Alec suddenly cast a Cleaver at the monster's remaining arm, severing it before it could react. He then took the opportunity to practice his wood spells by replicating the vine he had seen Shim use.
He wasn't used to transforming his formless mana into wood mana since he hadn't done it before, but it wasn't as hard as he thought it would be. It was also easier than he thought to control it after conjuring it. It was like controlling an additional, very long, and skinny arm.
He wrapped around the arm and carried it over before nodding in satisfaction.
He let the blood drip over the floor as he put it on the workbench and closed his eyes to sense how much mana he had left.
'More than enough.'
Alec started drawing the spell formation for Scan 2, adding in all the modifications he made to make sure it carried enough juice to penetrate the flesh's resistance.
His stomach rose as soon as the formation completed from how quickly his mana was sucked out of him.
'Shit.'
It was a lot of mana.
Faint light gathered around the arm like a coat of translucent pain.
"C'mon, c'mon!"
The spell drained mana like someone had stuck a vacuum to his magic circle. The problem wasn't even that it was out of control.
The spell was doing exactly as it was designed. It drew enough mana to finish the cast. Until the feedback of the spell was done and it had finished constructing the arm's structure, it would continue drawing mana.
Alec had underestimated how much mana it would take for that kind of spell to get through the monster's flesh.
But he decided that he couldn't have been that wrong. Instead of aborting the cast and waiting for his mana to recover, he stuck with it and poured his mana into the spell, trying to force it into the arm.
It was like trying to push a raw potato through a piece of fabric.
Until suddenly, it gave way. Like a shattered glass flooding the area around it in one go, the spell's mana flooded the monster's arm, bouncing around inside and outside, mapping out its structure in excruciating detail.
The more mana it used, the more precise the spell ended up being.

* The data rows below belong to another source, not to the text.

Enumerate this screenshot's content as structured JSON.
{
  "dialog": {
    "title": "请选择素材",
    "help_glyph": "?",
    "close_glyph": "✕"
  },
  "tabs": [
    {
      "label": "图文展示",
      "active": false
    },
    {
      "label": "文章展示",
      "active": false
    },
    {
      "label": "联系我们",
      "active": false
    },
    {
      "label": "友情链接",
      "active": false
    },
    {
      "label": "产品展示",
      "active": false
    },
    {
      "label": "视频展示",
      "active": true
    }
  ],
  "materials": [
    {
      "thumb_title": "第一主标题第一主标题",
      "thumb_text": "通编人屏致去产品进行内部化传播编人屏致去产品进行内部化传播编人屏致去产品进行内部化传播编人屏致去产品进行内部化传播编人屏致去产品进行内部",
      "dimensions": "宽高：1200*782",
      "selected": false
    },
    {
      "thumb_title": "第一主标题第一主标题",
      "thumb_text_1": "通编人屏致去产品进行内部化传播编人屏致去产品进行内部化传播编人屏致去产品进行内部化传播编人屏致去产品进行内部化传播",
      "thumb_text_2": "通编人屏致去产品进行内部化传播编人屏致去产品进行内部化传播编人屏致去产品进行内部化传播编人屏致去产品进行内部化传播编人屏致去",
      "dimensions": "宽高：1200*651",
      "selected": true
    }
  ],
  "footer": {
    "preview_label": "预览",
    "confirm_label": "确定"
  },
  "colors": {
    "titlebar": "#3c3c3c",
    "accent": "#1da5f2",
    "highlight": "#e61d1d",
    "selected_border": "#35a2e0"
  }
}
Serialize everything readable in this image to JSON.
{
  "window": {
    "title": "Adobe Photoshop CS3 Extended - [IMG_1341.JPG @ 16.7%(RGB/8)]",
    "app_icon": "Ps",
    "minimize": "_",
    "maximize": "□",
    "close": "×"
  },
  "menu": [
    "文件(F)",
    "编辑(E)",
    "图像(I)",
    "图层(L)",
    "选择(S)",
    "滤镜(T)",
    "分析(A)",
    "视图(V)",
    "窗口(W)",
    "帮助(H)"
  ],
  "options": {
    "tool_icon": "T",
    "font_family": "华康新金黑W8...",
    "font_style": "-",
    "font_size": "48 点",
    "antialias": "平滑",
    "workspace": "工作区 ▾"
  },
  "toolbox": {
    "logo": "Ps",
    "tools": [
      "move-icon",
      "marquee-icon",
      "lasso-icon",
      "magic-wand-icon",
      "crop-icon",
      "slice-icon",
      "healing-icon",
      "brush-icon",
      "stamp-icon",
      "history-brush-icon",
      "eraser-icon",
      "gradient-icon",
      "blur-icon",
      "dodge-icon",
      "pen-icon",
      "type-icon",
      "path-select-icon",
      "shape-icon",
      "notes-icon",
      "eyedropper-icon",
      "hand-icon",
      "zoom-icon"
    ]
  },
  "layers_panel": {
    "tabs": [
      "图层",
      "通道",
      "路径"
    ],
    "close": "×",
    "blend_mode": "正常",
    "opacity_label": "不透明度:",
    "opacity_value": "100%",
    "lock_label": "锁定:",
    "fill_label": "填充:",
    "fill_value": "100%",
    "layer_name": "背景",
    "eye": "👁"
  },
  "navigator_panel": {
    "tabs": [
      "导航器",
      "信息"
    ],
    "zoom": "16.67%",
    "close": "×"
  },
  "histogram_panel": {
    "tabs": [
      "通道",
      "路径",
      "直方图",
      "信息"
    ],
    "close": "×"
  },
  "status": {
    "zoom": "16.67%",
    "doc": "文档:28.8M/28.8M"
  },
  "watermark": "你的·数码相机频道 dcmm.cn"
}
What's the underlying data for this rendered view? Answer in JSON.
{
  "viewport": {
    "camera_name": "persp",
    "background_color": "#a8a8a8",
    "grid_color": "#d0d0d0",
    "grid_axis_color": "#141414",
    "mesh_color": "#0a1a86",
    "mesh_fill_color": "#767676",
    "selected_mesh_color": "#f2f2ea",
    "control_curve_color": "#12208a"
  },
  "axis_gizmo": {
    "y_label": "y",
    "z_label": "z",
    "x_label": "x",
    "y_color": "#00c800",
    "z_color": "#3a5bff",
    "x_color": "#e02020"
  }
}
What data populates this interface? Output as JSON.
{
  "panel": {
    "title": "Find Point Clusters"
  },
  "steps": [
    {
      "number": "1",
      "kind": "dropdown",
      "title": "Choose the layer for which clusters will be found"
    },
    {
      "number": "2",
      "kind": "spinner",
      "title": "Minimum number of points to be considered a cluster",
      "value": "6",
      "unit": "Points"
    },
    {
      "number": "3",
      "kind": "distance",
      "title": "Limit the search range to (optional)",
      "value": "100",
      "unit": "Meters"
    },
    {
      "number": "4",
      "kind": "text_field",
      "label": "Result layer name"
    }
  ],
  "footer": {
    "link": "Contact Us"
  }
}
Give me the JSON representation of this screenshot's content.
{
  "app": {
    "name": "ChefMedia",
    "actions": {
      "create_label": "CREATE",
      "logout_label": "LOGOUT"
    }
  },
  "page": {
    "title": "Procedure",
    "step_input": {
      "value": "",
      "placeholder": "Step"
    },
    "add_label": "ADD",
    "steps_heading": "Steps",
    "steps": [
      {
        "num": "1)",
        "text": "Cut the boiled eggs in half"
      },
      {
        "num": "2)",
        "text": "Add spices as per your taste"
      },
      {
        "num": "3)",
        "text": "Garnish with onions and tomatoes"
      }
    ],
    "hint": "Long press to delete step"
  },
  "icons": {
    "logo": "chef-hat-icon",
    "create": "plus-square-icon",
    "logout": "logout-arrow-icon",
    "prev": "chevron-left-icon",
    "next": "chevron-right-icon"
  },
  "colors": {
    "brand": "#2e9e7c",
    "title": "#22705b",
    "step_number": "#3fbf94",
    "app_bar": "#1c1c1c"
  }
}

An unintended side effect that Alec would have celebrated if not for the fact that the feedback hit his mind like a sack of bricks.
His Stone rank Resistance and Intelligence stats and the continued use of the Poem were the only things that prevented him from blacking out from the overload of information.
It was a good thing. He did not want to have to go through it again.
But at least the results were good.
It took Alec a while to understand what he was looking at and what to make of it, but he finally made sense of it all.
He could now clearly say that the difference between man and monster was a mix of density, quality, and design.
The design of Alec's arm was simple and straightforward. A decent amount of muscle and not a lot of fat. It was an above-average, but still normal, human arm.
The monster's arm had less fat, less muscle, less bone, and was smaller overall. But it was still powerful enough to bend iron bars and throw Alec across the room with ease.
It was because all the different kinds of tissues were much denser. It was like the difference between steam and water. Everything was much more solid and powerful.
Alec couldn't be sure about this since he wasn't an expert on the matter, but he thought it looked like the cells in the monster's arm were also aligned much better. It was like all the imperfections of millennia of evolution had been removed. It made it easier for the monster to unleash 100% of its full potential.
Lastly, the cells themselves looked like they were sturdier and more complete than Alec's cells.
Improvements in three areas on such a foundational level were enough to turn a young, mild-mannered, scrawny, malnourished orphan into the perfect killing machine.
However, as he looked between the arm and the monster, Alec could not see a connection between the structure of the monster's flesh and the empty eyes, completely void of thought or cognition.
The monster hadn't even reacted when Alec cut off its arm.
Something was different between human monsters and ordinary monsters, but they were still the same.
If he investigated a monster with an animal origin with Scan 2, he would likely find the same kind of structure, just that of an animal's.
Most likely, the reason for monsterification was the same.
The reason why monsters lost all intelligence should be the same between animals and humans.
Alec frowned as he collapsed to the ground, barely able to breathe.
He should probably stop thinking about that right now and focus on restoring mana to his magic circle so that he doesn't die.